Если можно говорить о какой-то политической программе, которая вытекала из взглядов Пушкина, то она прежде всего была связана с неприятием вульгарного западничества и идеи революции. Зрелый Пушкин радикально переосмыслил свое отношение к идеям Просвещения, Радищеву, декабристам. «Лучшие и прочнейшие изменения», — пишет он в «Путешествии из Москвы в Петербург», полемически направленном против известного произведения Радищева, — «суть те, которые происходят от одного улучшения нравов без насильственных потрясений политических, страшных для человечества».

В своей записке «О народном воспитании» (1826), адресованной Николаю I, Пушкин, по сути дела, выдвинул идею консервативного Просвещения, направленную против «чужеземного идеологизма» и призванную предотвратить вовлечение молодых людей «в преступные заблуждения, тайные общества, заговоры, замыслы более или менее кровавые и безумные».

Ключевая идея записки — формирование национального самосознания посредством исторического образования: «Историю русскую должно будет преподавать по Карамзину. «История государства Российского» есть не только произведение великого писателя, но и подвиг честного человека.

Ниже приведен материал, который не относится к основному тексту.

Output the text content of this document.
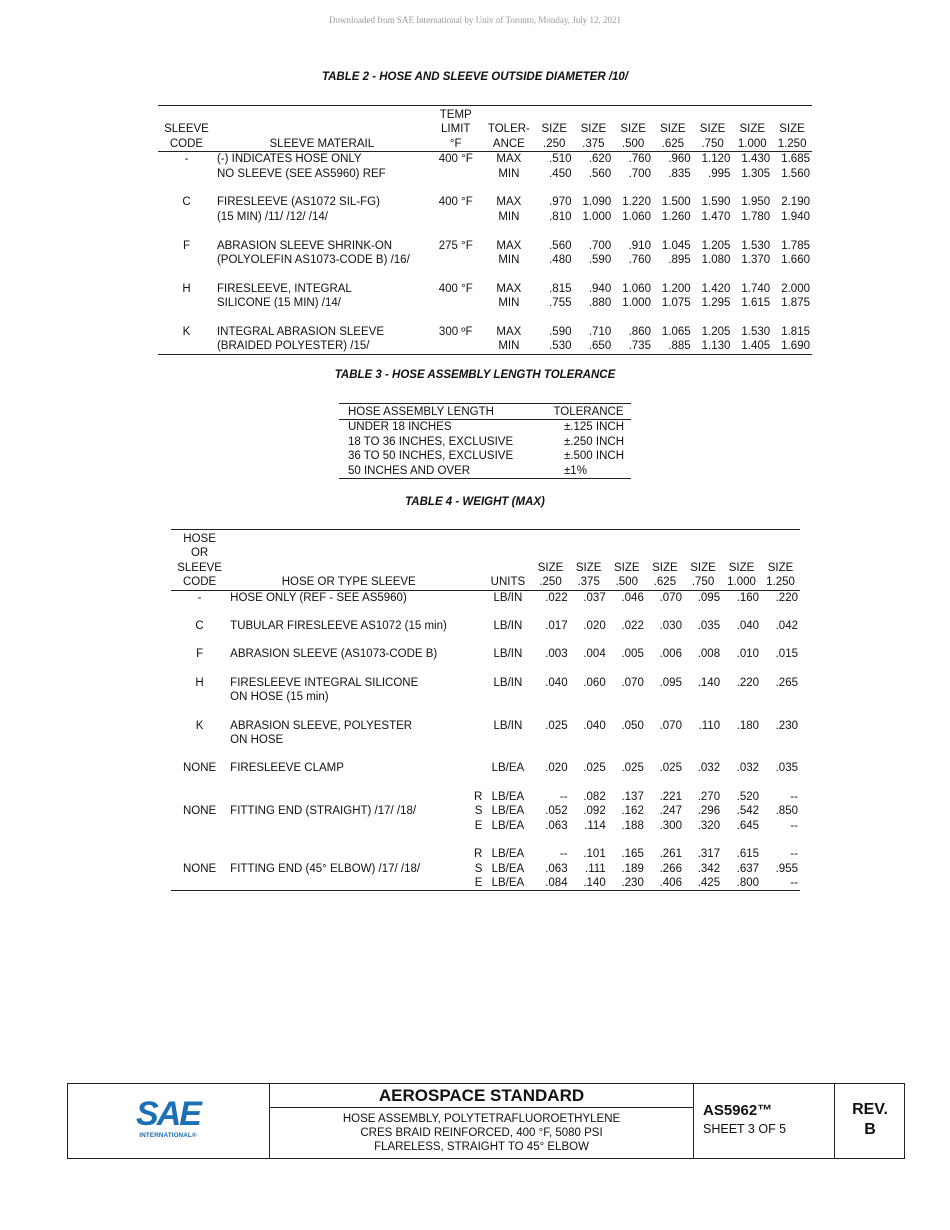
Downloaded from SAE International by Univ of Toronto, Monday, July 12, 2021
TABLE 2 - HOSE AND SLEEVE OUTSIDE DIAMETER /10/
		TEMP								
SLEEVE		LIMIT	TOLER-	SIZE	SIZE	SIZE	SIZE	SIZE	SIZE	SIZE
CODE	SLEEVE MATERAIL	°F	ANCE	.250	.375	.500	.625	.750	1.000	1.250
-	(-) INDICATES HOSE ONLY	400 °F	MAX	.510	.620	.760	.960	1.120	1.430	1.685
	NO SLEEVE (SEE AS5960) REF		MIN	.450	.560	.700	.835	.995	1.305	1.560

C	FIRESLEEVE (AS1072 SIL-FG)	400 °F	MAX	.970	1.090	1.220	1.500	1.590	1.950	2.190
	(15 MIN) /11/ /12/ /14/		MIN	.810	1.000	1.060	1.260	1.470	1.780	1.940

F	ABRASION SLEEVE SHRINK-ON	275 °F	MAX	.560	.700	.910	1.045	1.205	1.530	1.785
	(POLYOLEFIN AS1073-CODE B) /16/		MIN	.480	.590	.760	.895	1.080	1.370	1.660

H	FIRESLEEVE, INTEGRAL	400 °F	MAX	.815	.940	1.060	1.200	1.420	1.740	2.000
	SILICONE (15 MIN) /14/		MIN	.755	.880	1.000	1.075	1.295	1.615	1.875

K	INTEGRAL ABRASION SLEEVE	300 ºF	MAX	.590	.710	.860	1.065	1.205	1.530	1.815
	(BRAIDED POLYESTER) /15/		MIN	.530	.650	.735	.885	1.130	1.405	1.690
TABLE 3 - HOSE ASSEMBLY LENGTH TOLERANCE
HOSE ASSEMBLY LENGTH	TOLERANCE
UNDER 18 INCHES	±.125 INCH
18 TO 36 INCHES, EXCLUSIVE	±.250 INCH
36 TO 50 INCHES, EXCLUSIVE	±.500 INCH
50 INCHES AND OVER	±1%
TABLE 4 - WEIGHT (MAX)
HOSE										
OR										
SLEEVE				SIZE	SIZE	SIZE	SIZE	SIZE	SIZE	SIZE
CODE	HOSE OR TYPE SLEEVE		UNITS	.250	.375	.500	.625	.750	1.000	1.250
-	HOSE ONLY (REF - SEE AS5960)		LB/IN	.022	.037	.046	.070	.095	.160	.220

C	TUBULAR FIRESLEEVE AS1072 (15 min)		LB/IN	.017	.020	.022	.030	.035	.040	.042

F	ABRASION SLEEVE (AS1073-CODE B)		LB/IN	.003	.004	.005	.006	.008	.010	.015

H	FIRESLEEVE INTEGRAL SILICONE		LB/IN	.040	.060	.070	.095	.140	.220	.265
	ON HOSE (15 min)									

K	ABRASION SLEEVE, POLYESTER		LB/IN	.025	.040	.050	.070	.110	.180	.230
	ON HOSE									

NONE	FIRESLEEVE CLAMP		LB/EA	.020	.025	.025	.025	.032	.032	.035

		R	LB/EA	--	.082	.137	.221	.270	.520	--
NONE	FITTING END (STRAIGHT) /17/ /18/	S	LB/EA	.052	.092	.162	.247	.296	.542	.850
		E	LB/EA	.063	.114	.188	.300	.320	.645	--

		R	LB/EA	--	.101	.165	.261	.317	.615	--
NONE	FITTING END (45° ELBOW) /17/ /18/	S	LB/EA	.063	.111	.189	.266	.342	.637	.955
		E	LB/EA	.084	.140	.230	.406	.425	.800	--
SAE
INTERNATIONAL®
AEROSPACE STANDARD
HOSE ASSEMBLY, POLYTETRAFLUOROETHYLENE
CRES BRAID REINFORCED, 400 °F, 5080 PSI
FLARELESS, STRAIGHT TO 45° ELBOW
AS5962™
SHEET 3 OF 5
REV.
B
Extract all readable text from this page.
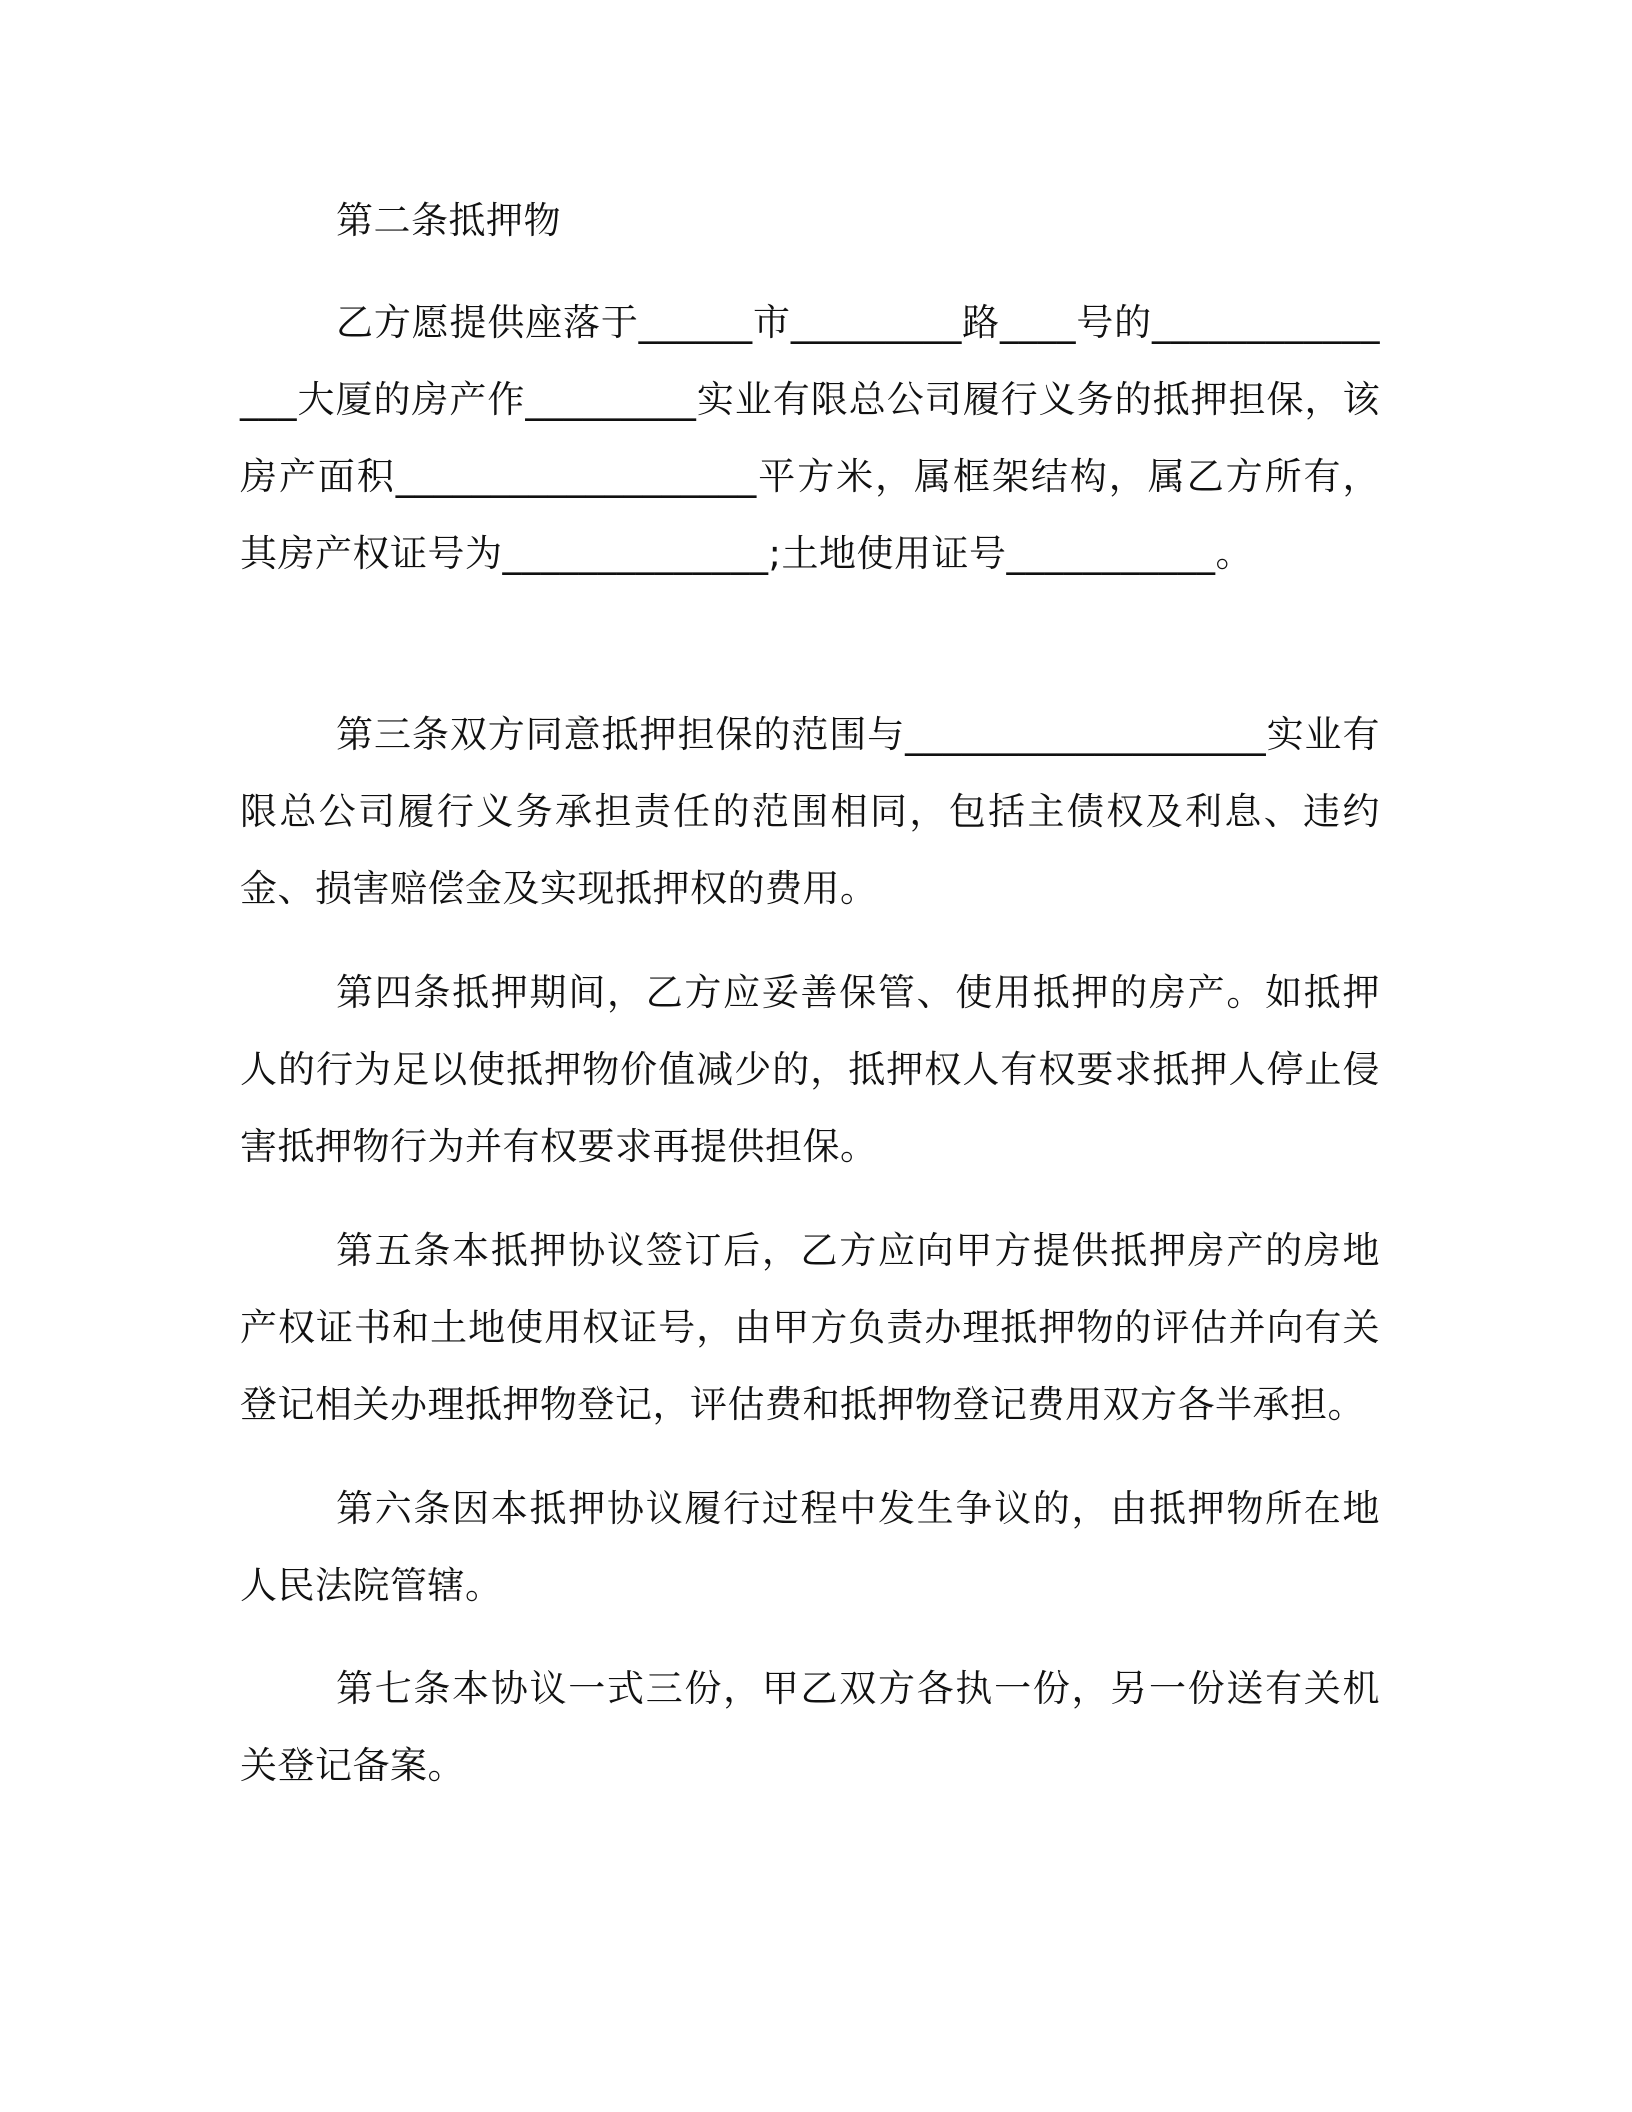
第二条抵押物

乙方愿提供座落于______市_________路____号的_______________大厦的房产作_________实业有限总公司履行义务的抵押担保，该房产面积___________________平方米，属框架结构，属乙方所有，其房产权证号为______________;土地使用证号___________。

第三条双方同意抵押担保的范围与___________________实业有限总公司履行义务承担责任的范围相同，包括主债权及利息、违约金、损害赔偿金及实现抵押权的费用。

第四条抵押期间，乙方应妥善保管、使用抵押的房产。如抵押人的行为足以使抵押物价值减少的，抵押权人有权要求抵押人停止侵害抵押物行为并有权要求再提供担保。

第五条本抵押协议签订后，乙方应向甲方提供抵押房产的房地产权证书和土地使用权证号，由甲方负责办理抵押物的评估并向有关登记相关办理抵押物登记，评估费和抵押物登记费用双方各半承担。

第六条因本抵押协议履行过程中发生争议的，由抵押物所在地人民法院管辖。

第七条本协议一式三份，甲乙双方各执一份，另一份送有关机关登记备案。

Россия слишком мало известна русским; сверх ее истории, ее статистика, ее законодательство требуют особенных кафедр. Изучение России должно будет преимущественно занять в окончательные годы умы молодых дворян, готовящихся служить отечеству верою и правдою, имея целью искренно и усердно соединиться с правительством в великом подвиге улучшения государственных постановлений, а не препятствовать ему, безумно упорствуя в тайном недоброжелательстве».

Взгляды зрелого Александра Пушкина, пронизанные прежде всего пониманием государственной и культурной миссии самодержавия, Семен Франк характеризовал как «некоторый уникум в истории русской политической мысли XIX века». Франк настаивал, что они не имели «ничего общего ни с официальным монархизмом самих правительственных кругов, ни с романтическим, априорно-философским монархизмом славянофилов, ни с монархизмом реакционного типа».

С нашей точки зрения, утверждение Франка не вполне точно. Взгляды Пушкина не столь уж и уникальны — и во многом определялись идейным контекстом той эпохи. К примеру, Виссарион Белинский, уже фанатически увлеченный идеями социализма, в 1845 году отмечал:

«…Карамзин не одного Пушкина — несколько поколений увлек окончательно своею «Историею государства Российского», которая имела на них сильное влияние не одним своим слогом, как думают, но гораздо больше своим духом, направлением, принципами. Пушкин до того вошел в ее дух, до того проникнулся им, что сделался решительным рыцарем истории Карамзина и оправдывал ее не просто как историю, но как политический и государственный коран, долженствующий быть пригодным, как нельзя лучше, и для нашего времени и остаться таким навсегда».

Представления и идеи, характерные для зрелого Пушкина, которые мы описали выше, — взгляды консерватора, очевидно разделявшего основные идеи русской партии, сложившейся в первой четверти XIX века. Речь идет о религиозной, культурной и политической аксиоматике русского консерватизма в том виде, в каком ее сформулировал прежде всего Николай Карамзин.